Decisions made before there were elected trustees form part of what the IBM retirees complain about. If the Ombudsman contemplates supporting their complaint, how can he know whether a reviewing judge will have the same view as the MPs about "reality", or whether alternatively the judge will choose to assume trustees are infallible whatever the stresses on them?

So we come to the question of what sort of person the Ombudsman is. The first Ombudsman avoided difficult issues, for example by not taking cases about surpluses. Dr Farrand has pushed the boundaries in combating maladministration. David Laverick we do not know about but he may not wish to take risks while finding his feet. We can't blame IBM for that!
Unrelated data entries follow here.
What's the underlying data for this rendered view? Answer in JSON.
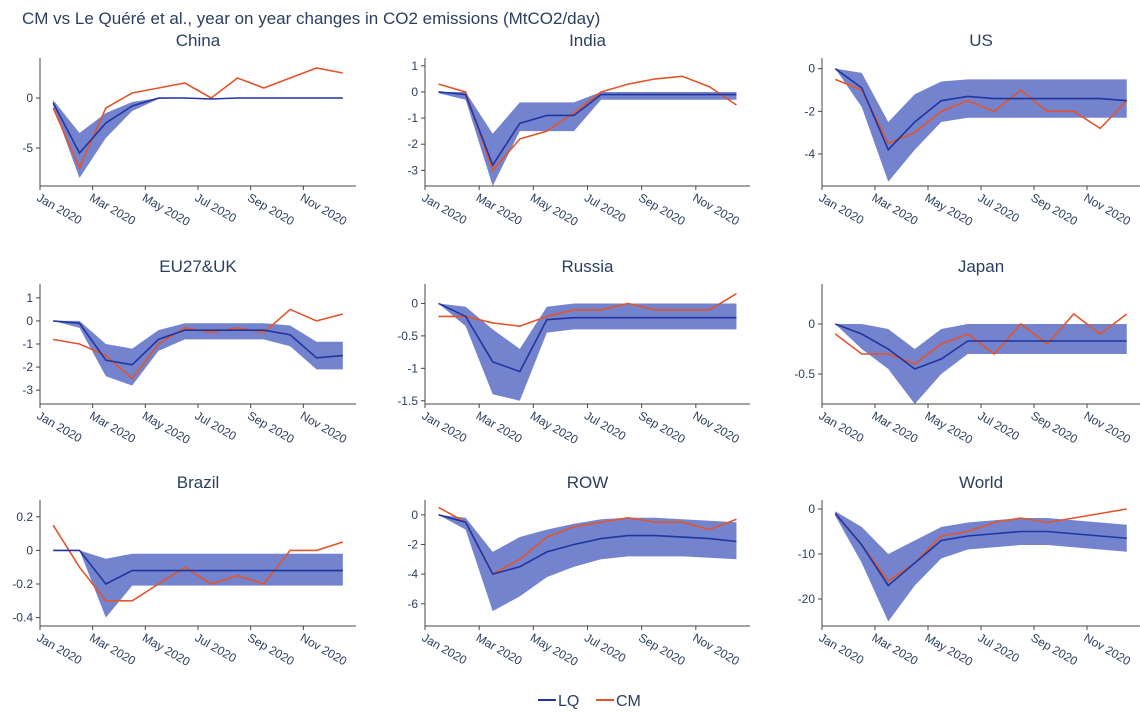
{
  "chart_data": {
    "type": "line",
    "title": "CM vs Le Quéré et al., year on year changes in CO2 emissions (MtCO2/day)",
    "x": [
      "2020-01",
      "2020-02",
      "2020-03",
      "2020-04",
      "2020-05",
      "2020-06",
      "2020-07",
      "2020-08",
      "2020-09",
      "2020-10",
      "2020-11",
      "2020-12"
    ],
    "xlim": [
      "2020-01",
      "2020-12"
    ],
    "xticks": [
      {
        "value": "2020-01",
        "label": "Jan 2020"
      },
      {
        "value": "2020-03",
        "label": "Mar 2020"
      },
      {
        "value": "2020-05",
        "label": "May 2020"
      },
      {
        "value": "2020-07",
        "label": "Jul 2020"
      },
      {
        "value": "2020-09",
        "label": "Sep 2020"
      },
      {
        "value": "2020-11",
        "label": "Nov 2020"
      }
    ],
    "legend": "bottom-center",
    "panels": [
      {
        "title": "China",
        "ylim": [
          -8.8,
          4
        ],
        "yticks": [
          -5,
          0
        ],
        "series": [
          {
            "name": "LQ",
            "color": "#1f35a0",
            "band_color": "#5c6dc4",
            "values": [
              -0.5,
              -5.5,
              -2.5,
              -0.8,
              0,
              0,
              -0.1,
              0,
              0,
              0,
              0,
              0
            ],
            "low": [
              -0.8,
              -8,
              -4,
              -1.3,
              -0.1,
              0,
              -0.1,
              0,
              0,
              0,
              0,
              0
            ],
            "high": [
              -0.2,
              -3.5,
              -1.5,
              -0.4,
              0,
              0,
              -0.1,
              0,
              0,
              0,
              0,
              0
            ]
          },
          {
            "name": "CM",
            "color": "#e2552b",
            "values": [
              -1,
              -7,
              -1,
              0.5,
              1,
              1.5,
              0,
              2,
              1,
              2,
              3,
              2.5
            ]
          }
        ]
      },
      {
        "title": "India",
        "ylim": [
          -3.6,
          1.3
        ],
        "yticks": [
          -3,
          -2,
          -1,
          0,
          1
        ],
        "series": [
          {
            "name": "LQ",
            "color": "#1f35a0",
            "band_color": "#5c6dc4",
            "values": [
              0,
              -0.1,
              -2.8,
              -1.2,
              -0.9,
              -0.9,
              -0.1,
              -0.1,
              -0.1,
              -0.1,
              -0.1,
              -0.1
            ],
            "low": [
              -0.05,
              -0.3,
              -3.6,
              -1.5,
              -1.5,
              -1.5,
              -0.3,
              -0.3,
              -0.3,
              -0.3,
              -0.3,
              -0.3
            ],
            "high": [
              0,
              0,
              -1.6,
              -0.4,
              -0.4,
              -0.4,
              0,
              0,
              0,
              0,
              0,
              0
            ]
          },
          {
            "name": "CM",
            "color": "#e2552b",
            "values": [
              0.3,
              0,
              -3,
              -1.8,
              -1.5,
              -0.8,
              0,
              0.3,
              0.5,
              0.6,
              0.2,
              -0.5
            ]
          }
        ]
      },
      {
        "title": "US",
        "ylim": [
          -5.5,
          0.5
        ],
        "yticks": [
          -4,
          -2,
          0
        ],
        "series": [
          {
            "name": "LQ",
            "color": "#1f35a0",
            "band_color": "#5c6dc4",
            "values": [
              0,
              -0.9,
              -3.8,
              -2.5,
              -1.5,
              -1.3,
              -1.4,
              -1.4,
              -1.4,
              -1.4,
              -1.4,
              -1.5
            ],
            "low": [
              0,
              -1.8,
              -5.3,
              -3.8,
              -2.5,
              -2.3,
              -2.3,
              -2.3,
              -2.3,
              -2.3,
              -2.3,
              -2.3
            ],
            "high": [
              0,
              -0.2,
              -2.5,
              -1.2,
              -0.6,
              -0.5,
              -0.5,
              -0.5,
              -0.5,
              -0.5,
              -0.5,
              -0.5
            ]
          },
          {
            "name": "CM",
            "color": "#e2552b",
            "values": [
              -0.5,
              -1,
              -3.5,
              -3,
              -2,
              -1.5,
              -2,
              -1,
              -2,
              -2,
              -2.8,
              -1.5
            ]
          }
        ]
      },
      {
        "title": "EU27&UK",
        "ylim": [
          -3.6,
          1.6
        ],
        "yticks": [
          -3,
          -2,
          -1,
          0,
          1
        ],
        "series": [
          {
            "name": "LQ",
            "color": "#1f35a0",
            "band_color": "#5c6dc4",
            "values": [
              0,
              -0.1,
              -1.7,
              -1.9,
              -0.8,
              -0.4,
              -0.4,
              -0.4,
              -0.4,
              -0.6,
              -1.6,
              -1.5
            ],
            "low": [
              0,
              -0.3,
              -2.4,
              -2.8,
              -1.3,
              -0.8,
              -0.8,
              -0.8,
              -0.8,
              -1.1,
              -2.1,
              -2.1
            ],
            "high": [
              0,
              0,
              -1,
              -1.2,
              -0.4,
              -0.1,
              -0.1,
              -0.1,
              -0.1,
              -0.2,
              -0.9,
              -0.9
            ]
          },
          {
            "name": "CM",
            "color": "#e2552b",
            "values": [
              -0.8,
              -1,
              -1.5,
              -2.5,
              -1,
              -0.3,
              -0.5,
              -0.3,
              -0.5,
              0.5,
              0,
              0.3
            ]
          }
        ]
      },
      {
        "title": "Russia",
        "ylim": [
          -1.55,
          0.3
        ],
        "yticks": [
          -1.5,
          -1,
          -0.5,
          0
        ],
        "series": [
          {
            "name": "LQ",
            "color": "#1f35a0",
            "band_color": "#5c6dc4",
            "values": [
              0,
              -0.2,
              -0.9,
              -1.05,
              -0.25,
              -0.22,
              -0.22,
              -0.22,
              -0.22,
              -0.22,
              -0.22,
              -0.22
            ],
            "low": [
              0,
              -0.35,
              -1.4,
              -1.5,
              -0.45,
              -0.4,
              -0.4,
              -0.4,
              -0.4,
              -0.4,
              -0.4,
              -0.4
            ],
            "high": [
              0,
              -0.05,
              -0.4,
              -0.7,
              -0.05,
              0,
              0,
              0,
              0,
              0,
              0,
              0
            ]
          },
          {
            "name": "CM",
            "color": "#e2552b",
            "values": [
              -0.2,
              -0.2,
              -0.3,
              -0.35,
              -0.2,
              -0.1,
              -0.1,
              0,
              -0.1,
              -0.1,
              -0.1,
              0.15
            ]
          }
        ]
      },
      {
        "title": "Japan",
        "ylim": [
          -0.8,
          0.4
        ],
        "yticks": [
          -0.5,
          0
        ],
        "series": [
          {
            "name": "LQ",
            "color": "#1f35a0",
            "band_color": "#5c6dc4",
            "values": [
              0,
              -0.1,
              -0.25,
              -0.45,
              -0.35,
              -0.17,
              -0.17,
              -0.17,
              -0.17,
              -0.17,
              -0.17,
              -0.17
            ],
            "low": [
              0,
              -0.25,
              -0.45,
              -0.8,
              -0.5,
              -0.3,
              -0.3,
              -0.3,
              -0.3,
              -0.3,
              -0.3,
              -0.3
            ],
            "high": [
              0,
              0,
              -0.05,
              -0.25,
              -0.05,
              0,
              0,
              0,
              0,
              0,
              0,
              0
            ]
          },
          {
            "name": "CM",
            "color": "#e2552b",
            "values": [
              -0.1,
              -0.3,
              -0.3,
              -0.4,
              -0.2,
              -0.1,
              -0.3,
              0,
              -0.2,
              0.1,
              -0.1,
              0.1
            ]
          }
        ]
      },
      {
        "title": "Brazil",
        "ylim": [
          -0.45,
          0.3
        ],
        "yticks": [
          -0.4,
          -0.2,
          0,
          0.2
        ],
        "series": [
          {
            "name": "LQ",
            "color": "#1f35a0",
            "band_color": "#5c6dc4",
            "values": [
              0,
              0,
              -0.2,
              -0.12,
              -0.12,
              -0.12,
              -0.12,
              -0.12,
              -0.12,
              -0.12,
              -0.12,
              -0.12
            ],
            "low": [
              0,
              0,
              -0.4,
              -0.21,
              -0.21,
              -0.21,
              -0.21,
              -0.21,
              -0.21,
              -0.21,
              -0.21,
              -0.21
            ],
            "high": [
              0,
              0,
              -0.05,
              -0.02,
              -0.02,
              -0.02,
              -0.02,
              -0.02,
              -0.02,
              -0.02,
              -0.02,
              -0.02
            ]
          },
          {
            "name": "CM",
            "color": "#e2552b",
            "values": [
              0.15,
              -0.1,
              -0.3,
              -0.3,
              -0.2,
              -0.1,
              -0.2,
              -0.15,
              -0.2,
              0,
              0,
              0.05
            ]
          }
        ]
      },
      {
        "title": "ROW",
        "ylim": [
          -7.5,
          1
        ],
        "yticks": [
          -6,
          -4,
          -2,
          0
        ],
        "series": [
          {
            "name": "LQ",
            "color": "#1f35a0",
            "band_color": "#5c6dc4",
            "values": [
              0,
              -0.5,
              -4,
              -3.5,
              -2.5,
              -2,
              -1.6,
              -1.4,
              -1.4,
              -1.5,
              -1.6,
              -1.8
            ],
            "low": [
              0,
              -1,
              -6.5,
              -5.5,
              -4.2,
              -3.5,
              -3,
              -2.8,
              -2.8,
              -2.8,
              -2.9,
              -3
            ],
            "high": [
              0,
              -0.2,
              -2.5,
              -1.5,
              -1,
              -0.6,
              -0.3,
              -0.2,
              -0.2,
              -0.3,
              -0.4,
              -0.5
            ]
          },
          {
            "name": "CM",
            "color": "#e2552b",
            "values": [
              0.5,
              -0.5,
              -4,
              -3,
              -1.5,
              -0.8,
              -0.5,
              -0.2,
              -0.5,
              -0.5,
              -1,
              -0.3
            ]
          }
        ]
      },
      {
        "title": "World",
        "ylim": [
          -26,
          2
        ],
        "yticks": [
          -20,
          -10,
          0
        ],
        "series": [
          {
            "name": "LQ",
            "color": "#1f35a0",
            "band_color": "#5c6dc4",
            "values": [
              -1,
              -8,
              -17,
              -12,
              -7,
              -6,
              -5.5,
              -5,
              -5,
              -5.5,
              -6,
              -6.5
            ],
            "low": [
              -1.5,
              -12,
              -25,
              -17,
              -11,
              -9,
              -8.5,
              -8,
              -8,
              -8.5,
              -9,
              -9.5
            ],
            "high": [
              -0.5,
              -4,
              -10,
              -7,
              -4,
              -3,
              -2.5,
              -2,
              -2,
              -2.5,
              -3,
              -3.5
            ]
          },
          {
            "name": "CM",
            "color": "#e2552b",
            "values": [
              -1,
              -8,
              -16,
              -12,
              -6,
              -5,
              -3,
              -2,
              -3,
              -2,
              -1,
              0
            ]
          }
        ]
      }
    ]
  }
}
It was IBM's choice that our earliest elected trustees were faced with momentous decisions to rubber-stamp at their first meeting, before they could acquire confidence, but it is just bad luck that we get a new Ombudsman at a time when we are looking for confident thinking.

In summary, it is not clear to me that the Ombudsman's Office can be effective, despite the undoubted talents and impartiality of the staff, because:

The workload makes them look to force-fit each complaint into one of a set of formula cases.

They may not able to prevent the disparity of resources between IBM and the complainants having its effect on justice.

Uncertainty about the view a judge will take means that the Ombudsman will have to balance risk and cost as well as what he regards as justice when making a decision. This is pressure in the direction of avoiding an IBM appeal.

The new Ombudsman may not want to make a stir while still finding his feet in the job.